What is the 305(b) list?
The Federal Clean Water Act (as last reauthorized by the Water Quality Act of 1987) requires each state to submit a report to EPA every two years describing the status of its surface and ground waters. This document is commonly referred to as the "305(b) Report", which includes an assessment of existing water quality in New Hampshire, and an overview of past and proposed water pollution abatement efforts.
What is a 303(d) list?
Section 303(d) of the Federal Clean Water Act (CWA), and Title 40 part 130 of the Code of Federal Regulations (40 CFR part 130) requires each state to develop a list of waters that are not attaining water quality standards and are not expected to meet state water quality standards even after application of technology-based controls for point sources or other control requirements, such as best management practices (BMPs) for nonpoint sources of pollution. The 303(d) list is a subset of all of the impaired waters listed in the comprehensive 305(b) water quality report (see frequently asked question "What is the 305(b) list?"). Waterbodies listed in the 303(d) list that require a TMDL must be impaired by a pollutant (not pollution), have not had a TMDL done for them yet, and are not expected to meet water quality standards after application of technology-based controls for point sources or other control requirements, such as BMPs for nonpoint sources. Currently, states are required to submit their 303(d) lists to EPA every two years.
What is the difference between pollution and a pollutant? Pollution is defined as the man-made or man-induced alteration of the chemical, physical, biological, and radiological integrity of water. For example, a man-made physical alteration would be a dam.

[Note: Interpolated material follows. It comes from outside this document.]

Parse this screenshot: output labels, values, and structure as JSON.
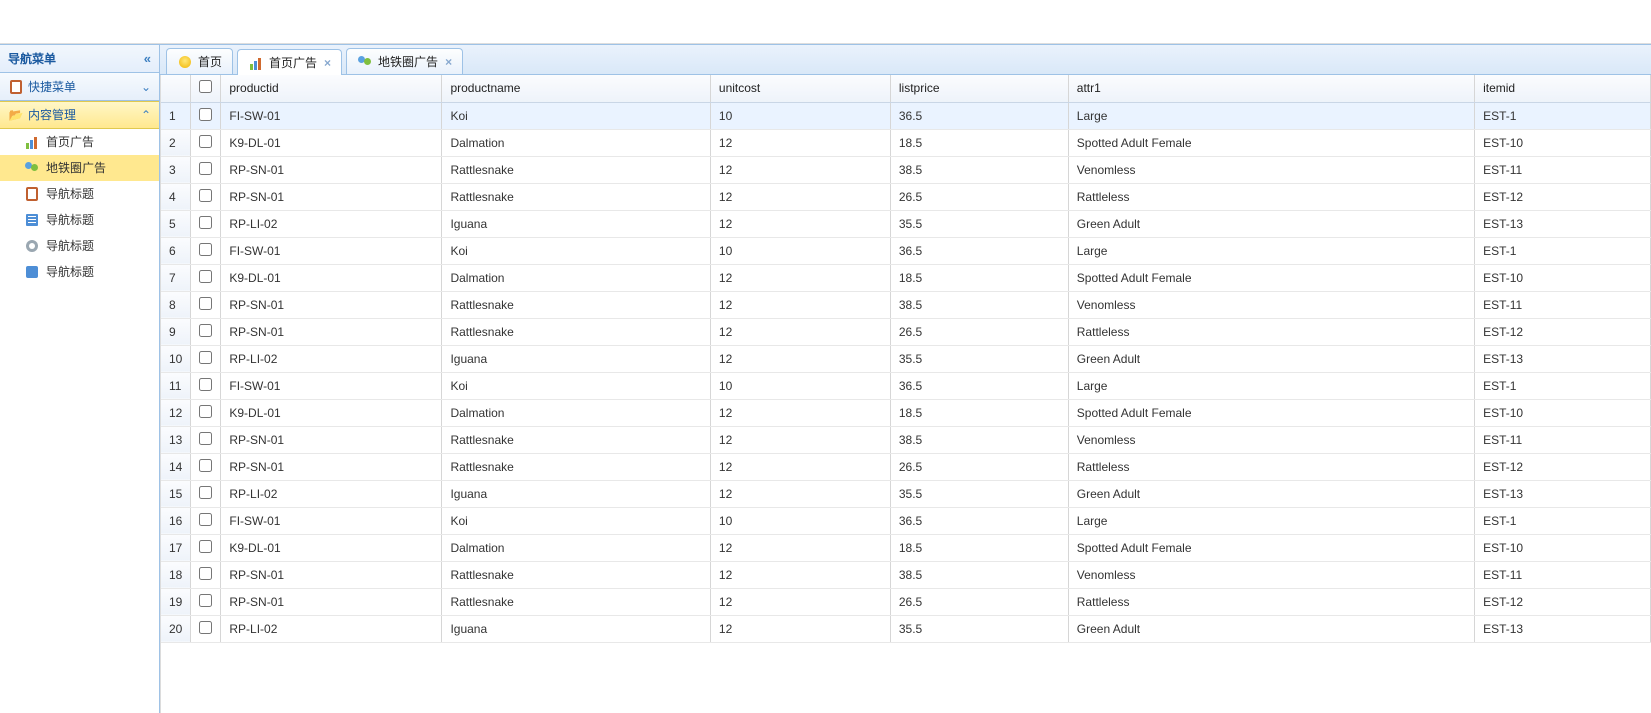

Pollutants are defined as dredged spoil, solid waste, incinerator residue, sewage, garbage, sewage sludge, munitions, chemical wastes, biological materials, radioactive materials, heat, wrecked or discarded equipment, rock, sand, cellar dirt, and industrial, municipal, and agricultural waste discharged into water. An example of a pollutant would be phosphorous. In the context of a TMDL, a pollutant is identified and a maximum allowable pollutant load is determined, which in this case would be the maximum load of phosphorous the waterbody could receive and attain or maintain water quality standards.
Once a waterbody is put on the 303(d) list, how long does it stay there?
Once a waterbody has been placed on the 303(d) list, that waterbody and pollutant combination must remain on the list until water quality standards are attained or a TMDL is developed.
What is an impaired waterbody?
An impaired waterbody is one that does not attain water quality standards due to an individual pollutant, multiple pollutants, pollution, or an unknown cause of impairment. Water quality standards include designated uses, numeric criteria, narrative criteria and antidegradation requirements. As noted above, the 303(d) list is a subset of all of the impaired waters listed in the comprehensive 305(b) water quality report.